Family with sequence similarity 83, member A (FAM83A), located on chromosome 8q24, is the smallest member of the FAM83 family (FAM83A to H). It was first implicated as a potential cancer biomarker in 2005 . The conserved DUF1669 domain at its N-terminus was thought to be involved in tumor progression [21–22]. Prior studies had indicated that the elevated expression of FAM83A occurs in a substantial fraction of cervical, testicular, breast, pancreatic, ovarian and bladder cancers [23–28]. Lee et al.  reported that FAM83A could trigger the PI3K/AKT pathway to facilitate metastasis of breast cancer by interacting with PI3Kp85. Moreover, Liu et al.  showed that FAM83A mRNA was overexpressed in the circulating tumor cells (CTCs) of lung adenocarcinoma (LUAD) patients. Shi et al.  suggested that the long noncoding antisense RNA FAM83A-AS1 could promote lung cancer cell progression along with increased FAM83A expression in vitro.

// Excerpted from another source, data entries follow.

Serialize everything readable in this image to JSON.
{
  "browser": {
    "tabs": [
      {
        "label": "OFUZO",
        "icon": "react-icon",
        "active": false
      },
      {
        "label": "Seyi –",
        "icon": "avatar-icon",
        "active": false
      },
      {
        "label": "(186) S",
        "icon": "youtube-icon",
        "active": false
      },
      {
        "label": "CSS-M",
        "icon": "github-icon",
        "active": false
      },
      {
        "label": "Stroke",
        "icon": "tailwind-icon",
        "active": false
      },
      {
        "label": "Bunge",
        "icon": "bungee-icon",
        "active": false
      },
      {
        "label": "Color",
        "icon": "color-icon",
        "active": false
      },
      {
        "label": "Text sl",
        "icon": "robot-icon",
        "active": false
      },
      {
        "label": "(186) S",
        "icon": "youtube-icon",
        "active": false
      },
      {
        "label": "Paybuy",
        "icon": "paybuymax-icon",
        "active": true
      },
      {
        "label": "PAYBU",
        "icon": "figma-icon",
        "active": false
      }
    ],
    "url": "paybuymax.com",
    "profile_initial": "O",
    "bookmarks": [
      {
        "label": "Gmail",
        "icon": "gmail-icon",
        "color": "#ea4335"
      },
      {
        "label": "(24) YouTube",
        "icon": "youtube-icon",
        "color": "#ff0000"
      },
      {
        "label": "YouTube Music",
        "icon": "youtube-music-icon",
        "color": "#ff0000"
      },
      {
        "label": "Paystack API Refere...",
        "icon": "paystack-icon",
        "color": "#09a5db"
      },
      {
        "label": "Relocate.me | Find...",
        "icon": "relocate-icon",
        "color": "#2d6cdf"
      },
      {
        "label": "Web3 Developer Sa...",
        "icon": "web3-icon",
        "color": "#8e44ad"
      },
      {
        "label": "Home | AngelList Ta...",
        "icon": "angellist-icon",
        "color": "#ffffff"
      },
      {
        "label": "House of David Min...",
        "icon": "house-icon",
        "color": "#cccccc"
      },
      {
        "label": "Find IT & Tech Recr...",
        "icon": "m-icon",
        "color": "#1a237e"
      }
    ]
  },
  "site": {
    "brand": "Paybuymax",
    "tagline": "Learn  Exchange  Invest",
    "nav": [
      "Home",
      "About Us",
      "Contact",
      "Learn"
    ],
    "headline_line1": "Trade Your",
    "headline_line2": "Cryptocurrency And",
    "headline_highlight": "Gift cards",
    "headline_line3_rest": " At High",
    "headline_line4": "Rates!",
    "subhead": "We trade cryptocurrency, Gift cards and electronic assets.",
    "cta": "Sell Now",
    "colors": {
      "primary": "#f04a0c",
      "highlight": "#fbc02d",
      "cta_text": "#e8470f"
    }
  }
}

However, the specific oncogenic abilities and the molecular mechanism of the FAM83A gene in EMT and the metastasis of NSCLC remain largely elusive.
In the present report, we observed that FAM83A was dramatically overexpressed in NSCLC clinical tissues and was associated with metastatic clinicopathologic features and a poor prognosis in NSCLC patients. Most strikingly, we discovered that FAM83A promoted NSCLC cell migration and invasion by inducing EMT via PI3K/ATK/Snail signaling. Inhibition of either AKT or Snail could partially abolish the promoting effect of FAM83A overexpression in NSCLC metastasis. Taken together, our studies provide the first evidence that FAM83A promotes the metastasis of NSCLC and may represent a potential clinical target for cancer therapy.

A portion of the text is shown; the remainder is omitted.